Trace fields must be scalar, deterministic, and independent of pointer identity. User bytes should not be dumped into the default trace unless a caller explicitly requests that, because it can make traces huge and unstable. Trace len, not byte contents. If a debugging mode later records payload hashes, the hash algorithm must be named and stable.

Determinism Rules

  • All latency and fault choices draw from the world's PRNG.
  • All time movement routes through the world's clock.
  • Ready operations use a stable (ready_at, op_id) ordering.
  • Host filesystem calls are not part of the simulator model.
  • Disk APIs must not call std.crypto.random, /dev/urandom, or wall-clock time.
  • Tests must compare same-seed disk traces byte-for-byte.
  • Checksums and record validation belong to user code in Phase 1. Marionette may corrupt, tear, lose, or error operations, but it should not infer storage format semantics.

Phase 1 Decisions

  • Low-level disk type: Disk.
  • Simulator implementation type: SimDisk.
  • Harness-control type: DiskControl.
  • Low-level access: env.disk; preferred storage app access is env.io().
  • File identity: logical path-like []const u8, escaped in traces and never resolved against the host filesystem by the simulator.
  • Default sector size: 4096 bytes.
  • Default minimum latency: omitted means "match the world's tick duration"; explicit values are preserved and validated against the tick size.
  • Initial app operations: sector-oriented read, write, sync, and syncDir are implemented. Path-level stat, EOF-aware readSome, setLength, delete, and rename are also implemented as the first real-storage compatibility slice.
  • Initial harness-control operations: setFaults, corruptSector, crash, and restart are implemented.
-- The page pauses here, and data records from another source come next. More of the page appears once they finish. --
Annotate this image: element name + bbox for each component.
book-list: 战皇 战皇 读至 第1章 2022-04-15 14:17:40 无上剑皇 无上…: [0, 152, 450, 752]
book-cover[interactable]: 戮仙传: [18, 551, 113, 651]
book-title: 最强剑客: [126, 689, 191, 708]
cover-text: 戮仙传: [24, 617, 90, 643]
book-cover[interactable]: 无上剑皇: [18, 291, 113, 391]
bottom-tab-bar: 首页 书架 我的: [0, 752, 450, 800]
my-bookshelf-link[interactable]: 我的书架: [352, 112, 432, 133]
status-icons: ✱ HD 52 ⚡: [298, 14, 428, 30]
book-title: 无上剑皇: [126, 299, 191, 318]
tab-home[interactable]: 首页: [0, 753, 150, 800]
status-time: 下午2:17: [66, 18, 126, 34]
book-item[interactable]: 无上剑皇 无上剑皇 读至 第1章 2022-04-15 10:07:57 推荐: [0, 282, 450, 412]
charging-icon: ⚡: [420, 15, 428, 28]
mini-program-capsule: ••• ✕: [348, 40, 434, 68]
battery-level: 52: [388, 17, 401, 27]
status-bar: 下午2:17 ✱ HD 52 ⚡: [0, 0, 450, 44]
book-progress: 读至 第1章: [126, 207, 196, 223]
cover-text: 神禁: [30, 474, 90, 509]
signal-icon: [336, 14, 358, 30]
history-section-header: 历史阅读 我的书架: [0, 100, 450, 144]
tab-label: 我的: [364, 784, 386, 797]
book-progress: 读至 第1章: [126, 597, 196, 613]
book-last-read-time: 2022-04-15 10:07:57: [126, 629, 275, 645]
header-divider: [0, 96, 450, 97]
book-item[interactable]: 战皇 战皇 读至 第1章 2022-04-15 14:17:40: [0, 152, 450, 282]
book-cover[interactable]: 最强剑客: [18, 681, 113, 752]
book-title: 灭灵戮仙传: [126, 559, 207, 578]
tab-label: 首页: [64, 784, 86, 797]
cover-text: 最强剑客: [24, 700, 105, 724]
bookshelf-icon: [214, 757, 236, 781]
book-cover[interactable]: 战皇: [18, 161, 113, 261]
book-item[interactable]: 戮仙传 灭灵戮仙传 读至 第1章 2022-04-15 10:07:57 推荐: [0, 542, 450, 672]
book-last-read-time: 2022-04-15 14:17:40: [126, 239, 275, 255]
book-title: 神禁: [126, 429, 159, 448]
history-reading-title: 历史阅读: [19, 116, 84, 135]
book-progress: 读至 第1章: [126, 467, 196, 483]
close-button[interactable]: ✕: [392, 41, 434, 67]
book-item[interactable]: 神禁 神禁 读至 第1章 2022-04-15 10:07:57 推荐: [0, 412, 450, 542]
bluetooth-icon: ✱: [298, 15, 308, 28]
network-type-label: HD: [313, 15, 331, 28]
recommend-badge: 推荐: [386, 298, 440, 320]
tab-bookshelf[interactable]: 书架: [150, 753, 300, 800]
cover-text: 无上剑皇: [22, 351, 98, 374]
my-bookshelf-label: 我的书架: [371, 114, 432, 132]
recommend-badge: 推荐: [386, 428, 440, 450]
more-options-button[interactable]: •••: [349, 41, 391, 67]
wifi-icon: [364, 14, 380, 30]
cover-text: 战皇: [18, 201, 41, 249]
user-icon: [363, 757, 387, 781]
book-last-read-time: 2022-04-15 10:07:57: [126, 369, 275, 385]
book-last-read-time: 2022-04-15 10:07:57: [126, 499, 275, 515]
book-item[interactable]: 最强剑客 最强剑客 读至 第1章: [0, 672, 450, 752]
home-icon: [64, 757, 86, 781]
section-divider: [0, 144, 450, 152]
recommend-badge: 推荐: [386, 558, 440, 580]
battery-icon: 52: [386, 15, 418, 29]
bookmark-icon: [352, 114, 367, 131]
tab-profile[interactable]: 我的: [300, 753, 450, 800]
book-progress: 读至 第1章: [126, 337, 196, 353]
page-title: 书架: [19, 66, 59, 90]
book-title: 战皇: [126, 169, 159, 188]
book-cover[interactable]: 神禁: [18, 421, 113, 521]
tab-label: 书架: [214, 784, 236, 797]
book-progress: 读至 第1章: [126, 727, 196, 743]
Read/write IO errors, corrupt reads, scripted sector corruption, lost pending writes, torn pending writes, reordered pending writes, and lost unsynced directory metadata are implemented.
  • Initial example: append-only WAL recovery.
  • User data: store bytes in memory, trace lengths and outcomes by default.
  • Checksums: user code owns them.
  • Recoverability budgets: start with a conservative single-node default and explicit destructive mode; defer strong multi-replica budgets.
  • Misdirected writes: document as a future named fault, not Phase 1 default.
  • File lifecycle operations are intentionally narrow and operation-shaped, not a full std.fs.File clone. setLength, delete, and rename reject while crashed and commit pending writes for the affected path before mutating metadata. syncDir is the explicit durability boundary for creates, deletes, and renames; cross-directory renames require syncing both parent directories.

Open Questions

  • How closely should the production Disk adapter align with future std.Io file APIs?
  • Should sync be per-file only, or should there also be a whole-disk sync?
  • Should syncDir stay on Disk, or should Marionette eventually expose a standard std.Io.Dir bridge for directory fsync when Zig's API supports it?
  • What is the smallest explicit API for declaring recovery windows?
  • What is the first reusable shape for a VOPR-style fault atlas once Marionette has more than one storage example?